U of Michigan Health System, Omnicell report patient data breach

Stolen device compromises PHI of some 4,000 patients
By Erin McCann
10:29 AM

Approximately 4,000 patients at the University of Michigan Health System (UMHS) have been notified this December that their personal health information has been compromised, UMHS officials announced.

UMHS was notified Nov. 20 by Mountain View, Calif.-based medication management vendor Omnicell that an unsecured electronic device containing patient health information was stolen from an Omnicell employee's car on Nov. 14, according to a UMHS press release. Notification letters were sent out to 3,997 patients Dec. 18.

[See also: Q&A: OCR Director Leon Rodriguez talks audits and enforcements to come.]

The unencrypted device contained patient names, dates of birth, medical record numbers and may have included gender; allergies; admission date and/or discharge date; physician name; patient type; hospital site; room number; medication name; and medication dose amount and rate, route, frequency, administration instructions, start time and/or stop time from patients across three UMHS hospitals.

“Patient privacy is extremely important to us, and we take this matter very seriously,” said UMHS Chief Compliance Officer Jeanne Strickland. “UMHS has taken immediate steps to investigate this matter.”

Since the August 2009 Breach Notification Rule requiring HIPAA-covered entities report breaches involving 500 or more patient records, some 21 million patient records have been compromised in healthcare data breaches, according to data from the Department of Health and Human Services.
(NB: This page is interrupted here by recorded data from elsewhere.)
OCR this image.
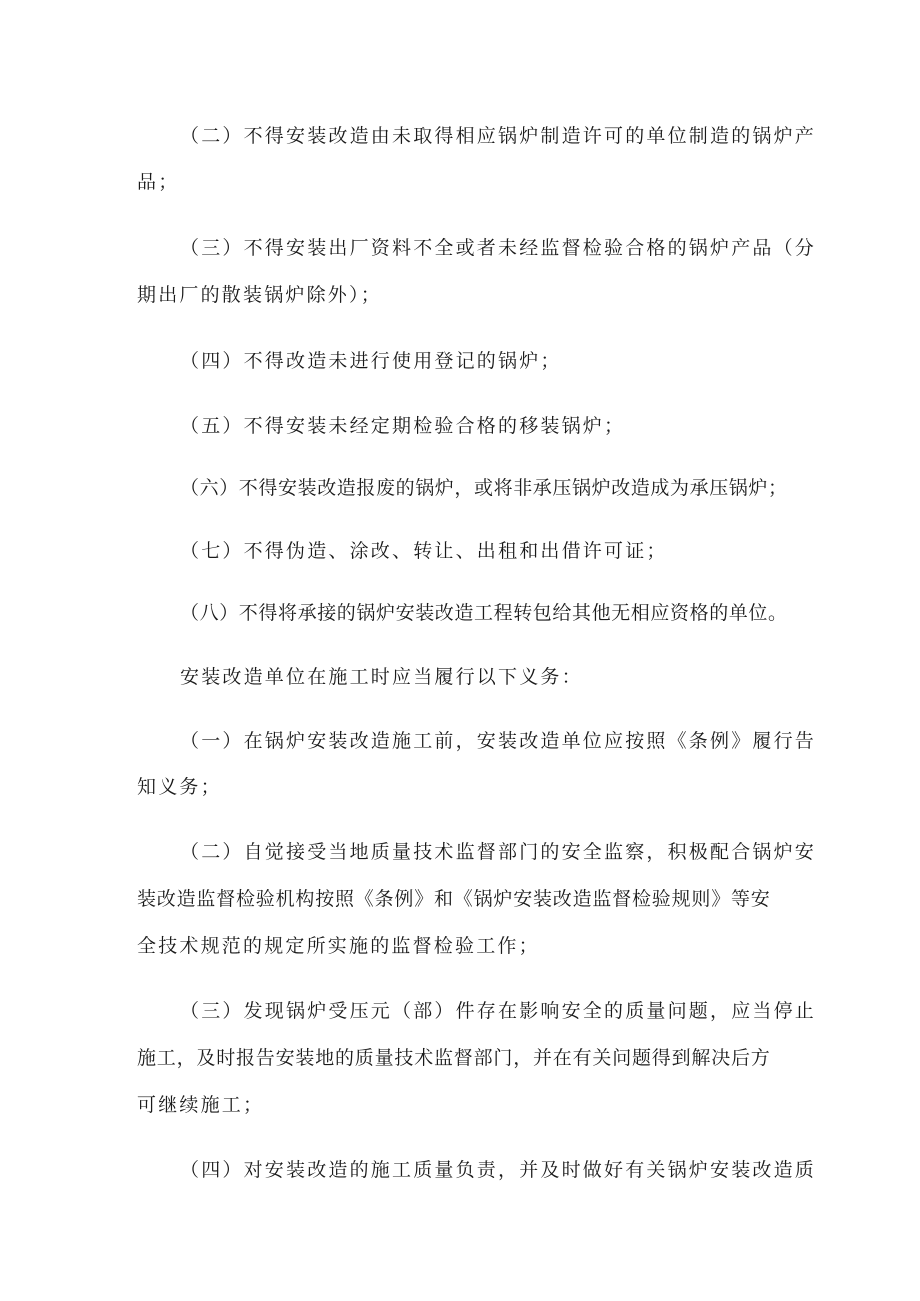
（二）不得安装改造由未取得相应锅炉制造许可的单位制造的锅炉产
品；
（三）不得安装出厂资料不全或者未经监督检验合格的锅炉产品（分
期出厂的散装锅炉除外）；
（四）不得改造未进行使用登记的锅炉；
（五）不得安装未经定期检验合格的移装锅炉；
（六）不得安装改造报废的锅炉，或将非承压锅炉改造成为承压锅炉；
（七）不得伪造、涂改、转让、出租和出借许可证；
（八）不得将承接的锅炉安装改造工程转包给其他无相应资格的单位。
安装改造单位在施工时应当履行以下义务：
（一）在锅炉安装改造施工前，安装改造单位应按照《条例》履行告
知义务；
（二）自觉接受当地质量技术监督部门的安全监察，积极配合锅炉安
装改造监督检验机构按照《条例》和《锅炉安装改造监督检验规则》等安
全技术规范的规定所实施的监督检验工作；
（三）发现锅炉受压元（部）件存在影响安全的质量问题，应当停止
施工，及时报告安装地的质量技术监督部门，并在有关问题得到解决后方
可继续施工；
（四）对安装改造的施工质量负责，并及时做好有关锅炉安装改造质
But Lisa Gallagher, senior director of privacy and security for HIMSS, says what's even more concerning is that "data breaches involving 499 or fewer are not counted in the HHS final count." She estimates that in actuality somewhere between 40-45 million patient records may have been compromised nationwide.

[See also: Health IT guru reflects back on data breach and the right way to respond.]

Since 2009, 11 data breaches involving 118,596 patient records in Michigan have been investigated and closed by the Office of Civil Rights (OCR). Southfield, Mich.-based Providence Hospital was the largest HIPAA breach in the state to be investigated by the OCR. In February 2010, the hospital reported that an external hard drive containing personal health information of nearly 84,000 patient records had been lost or stolen.